男生颤着呼吸吐出一口气,收回隐隐在发抖的手,死寂的眼睛里看不到任何波动起伏。
被拒之门外后,他不知道自己该去哪里,也不知道接下来该怎么办。
只能漫无目的地走着,任雨水浇在他身上,浇的浑身湿透,像只落汤鸡。
手心和脚心都是冷的,冷透了顶。
他看着打在地上的雨水出神时,一双白色马丁靴运动鞋映入眼帘。
他微微一愣,抬眸。
女孩将伞举高了些,露出自己的脸,被雨微淋过的头发有些潮湿,在路灯的照射下泛着白光,几缕发丝贴在脸上,发尾被风吹得在空中打卷,一身牛仔乖巧中透出几分叛逆。
辞难你就是……李峋?
李峋看着她,怔忡片刻,确定没有见过眼前的人后,选择沉默。
辞难我听说你的电脑技术不错,想找你帮个忙。
女孩继续道。
李峋没空。
李峋冷冷吐出两个字,绕开她就想离开。
辞难十五万,
辞难问题解决后,立刻到账。
李峋因她的话僵在原地,但没有开口,黑色眸子深处涌现了情绪。
帮人改成绩的事已经暴露,刚刚去求情也没法弥补,母亲的手术又没了着落。
他需要这笔钱。
女孩察觉他的犹豫,提前打消顾虑。
辞难放心,不是什么违法乱纪的事。
李峋转身看向她。
辞难破译一份文件,确保里面的东西不会有损失。
她递出优盘和一把折叠伞。
辞难接吗?
李峋抿了抿唇,伸手只将优盘接过来。
李峋什么时候取?
辞难越快越好。
她不甚在意地把伞收回。
李峋……跟上。
李峋说完,转身迈步朝着前方行去。
雨中的背影瘦削单薄,女孩眯眼望了望,也跟了上去,距离他四五步远。
脑子里响起一个声音。
系统你就这么看着他被雨淋?
辞难我不是给他带伞了嘛,人家不要。
系统你不能过去给他撑一下?
辞难我没有这个义务。
系统你是来规范改变故事路线,拯救他的,怎么没义务?
辞难冷哼一声。
辞难我被你强制性拉来做任务,牺牲已经够大了,还要多么面面俱到啊。
系统你这是消极怠工!
辞难那你找别人啊!
系统这个女人——真讨厌!
辞难谢谢。
系统……
要说,这个人为什么气性那么大?
因为就在几个小时前,辞难还在抱着电脑,准备用计算机破译一份数据。
结果眼前突然一黑,睁眼就站在了呼啸的北风里,被吹得凌乱。
脑子里还有冒出来一个不知道是什么玩意的玩意,说她敲代码把自己敲死了,要去执行任务才能复活!

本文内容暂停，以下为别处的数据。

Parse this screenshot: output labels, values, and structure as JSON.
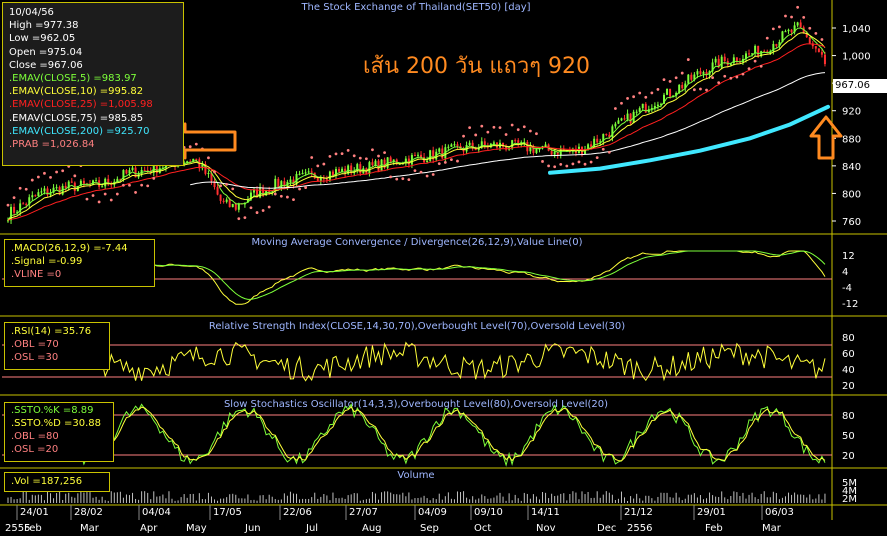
{
  "price_panel": {
    "title": "The Stock Exchange of Thailand(SET50) [day]",
    "annotation": "เส้น 200 วัน แถวๆ 920",
    "last_value_label": "967.06",
    "info_lines": [
      {
        "text": "10/04/56",
        "color": "#ffffff"
      },
      {
        "text": "High  =977.38",
        "color": "#ffffff"
      },
      {
        "text": "Low  =962.05",
        "color": "#ffffff"
      },
      {
        "text": "Open  =975.04",
        "color": "#ffffff"
      },
      {
        "text": "Close  =967.06",
        "color": "#ffffff"
      },
      {
        "text": ".EMAV(CLOSE,5)  =983.97",
        "color": "#7dff3a"
      },
      {
        "text": ".EMAV(CLOSE,10)  =995.82",
        "color": "#ffff3a"
      },
      {
        "text": ".EMAV(CLOSE,25)  =1,005.98",
        "color": "#ff2020"
      },
      {
        "text": ".EMAV(CLOSE,75)  =985.85",
        "color": "#ffffff"
      },
      {
        "text": ".EMAV(CLOSE,200)  =925.70",
        "color": "#40e8ff"
      },
      {
        "text": ".PRAB  =1,026.84",
        "color": "#ff8080"
      }
    ],
    "y_ticks": [
      "1,040",
      "1,000",
      "960",
      "920",
      "880",
      "840",
      "800",
      "760"
    ]
  },
  "macd_panel": {
    "title": "Moving Average Convergence / Divergence(26,12,9),Value Line(0)",
    "legend": [
      {
        "text": ".MACD(26,12,9)  =-7.44",
        "color": "#ffff3a"
      },
      {
        "text": ".Signal  =-0.99",
        "color": "#ffff3a"
      },
      {
        "text": ".VLINE  =0",
        "color": "#ff8080"
      }
    ],
    "y_ticks": [
      "12",
      "4",
      "-4",
      "-12"
    ]
  },
  "rsi_panel": {
    "title": "Relative Strength Index(CLOSE,14,30,70),Overbought Level(70),Oversold Level(30)",
    "legend": [
      {
        "text": ".RSI(14)  =35.76",
        "color": "#ffff3a"
      },
      {
        "text": ".OBL  =70",
        "color": "#ff8080"
      },
      {
        "text": ".OSL  =30",
        "color": "#ff8080"
      }
    ],
    "y_ticks": [
      "80",
      "60",
      "40",
      "20"
    ]
  },
  "sto_panel": {
    "title": "Slow Stochastics Oscillator(14,3,3),Overbought Level(80),Oversold Level(20)",
    "legend": [
      {
        "text": ".SSTO.%K  =8.89",
        "color": "#7dff3a"
      },
      {
        "text": ".SSTO.%D  =30.88",
        "color": "#ffff3a"
      },
      {
        "text": ".OBL  =80",
        "color": "#ff8080"
      },
      {
        "text": ".OSL  =20",
        "color": "#ff8080"
      }
    ],
    "y_ticks": [
      "80",
      "50",
      "20"
    ]
  },
  "vol_panel": {
    "title": "Volume",
    "legend": [
      {
        "text": ".Vol  =187,256",
        "color": "#ffff3a"
      }
    ],
    "y_ticks": [
      "5M",
      "4M",
      "2M"
    ]
  },
  "x_axis": {
    "ticks_top": [
      "24/01",
      "28/02",
      "04/04",
      "17/05",
      "22/06",
      "27/07",
      "04/09",
      "09/10",
      "14/11",
      "21/12",
      "29/01",
      "06/03"
    ],
    "ticks_bottom": [
      "2555",
      "Feb",
      "Mar",
      "Apr",
      "May",
      "Jun",
      "Jul",
      "Aug",
      "Sep",
      "Oct",
      "Nov",
      "Dec",
      "2556",
      "Feb",
      "Mar"
    ]
  },
  "colors": {
    "ema5": "#7dff3a",
    "ema10": "#ffff3a",
    "ema25": "#ff2020",
    "ema75": "#ffffff",
    "ema200": "#40e8ff",
    "prab": "#ff8080",
    "panel_border": "#c9c200",
    "level_line": "#ff8080",
    "annotation": "#ff8a20"
  },
  "chart_data": {
    "type": "line",
    "title": "The Stock Exchange of Thailand(SET50) [day]",
    "ylim": [
      740,
      1060
    ],
    "series": [
      {
        "name": "Close",
        "x": [
          "24/01",
          "28/02",
          "04/04",
          "17/05",
          "22/06",
          "27/07",
          "04/09",
          "09/10",
          "14/11",
          "21/12",
          "29/01",
          "06/03",
          "10/04"
        ],
        "values": [
          790,
          815,
          850,
          775,
          815,
          835,
          860,
          870,
          860,
          920,
          995,
          1040,
          967
        ]
      },
      {
        "name": ".EMAV(CLOSE,200)",
        "x": [
          "14/11",
          "21/12",
          "29/01",
          "06/03",
          "10/04"
        ],
        "values": [
          830,
          845,
          875,
          905,
          925.7
        ]
      }
    ]
  }
}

她本来是想拒绝的,但叫系统的那个家伙说任务期间会包揽所有费用。
……谁会跟钱过不去呢?
她一边撑伞,一边看了眼前方走着的人。
他的头发湿漉漉的,衣服贴在身上,身形显得更加修长,脚步也比平常更快。
辞难突然感到这个画面有点似曾相识,她将此“即视现象”的作祟,并未深究。
医院——
狭小的走廊过道里静悄悄的,晕黄的灯光将周围照得很暗,偶尔还有一阵轻咳从病房传出来,听上去格外清晰。
李峋走到一扇紧闭的门前,抬手握住门把手。
“咔哒。”
门被推开了一点,里面的医疗仪器发出"嘀嗒"一声。
李峋将门彻底推开,探过头去。
里面的一道女声惊呼。
李蓝这——你这是怎么弄的?
女人着急地走出来,拿了一块毛巾盖在他头顶,皱眉看着男孩湿漉漉的样子,心疼的厉害。
李蓝你去哪了啊?怎么淋成这样了?
李峋没去哪。
李峋将毛巾裹在自己身上,低着头淡漠道。
李峋我电脑呢?
李蓝啊……电脑,
女人反应有些迟钝,
李蓝在,在屋里,我去给你拿。
她转身回去拿,李峋偏头看了眼靠在拐角处的女孩,她的样子与这环境格格不入。
辞难发觉投来的目光,转头对上他的视线,疑惑挑眉。
李峋没有理会,接过电脑,席地而坐。
他将电脑放在腿上,手指飞快在键盘上滑动,屏幕上的数据迅速跳跃出来,变成了一条条密密麻麻的数据。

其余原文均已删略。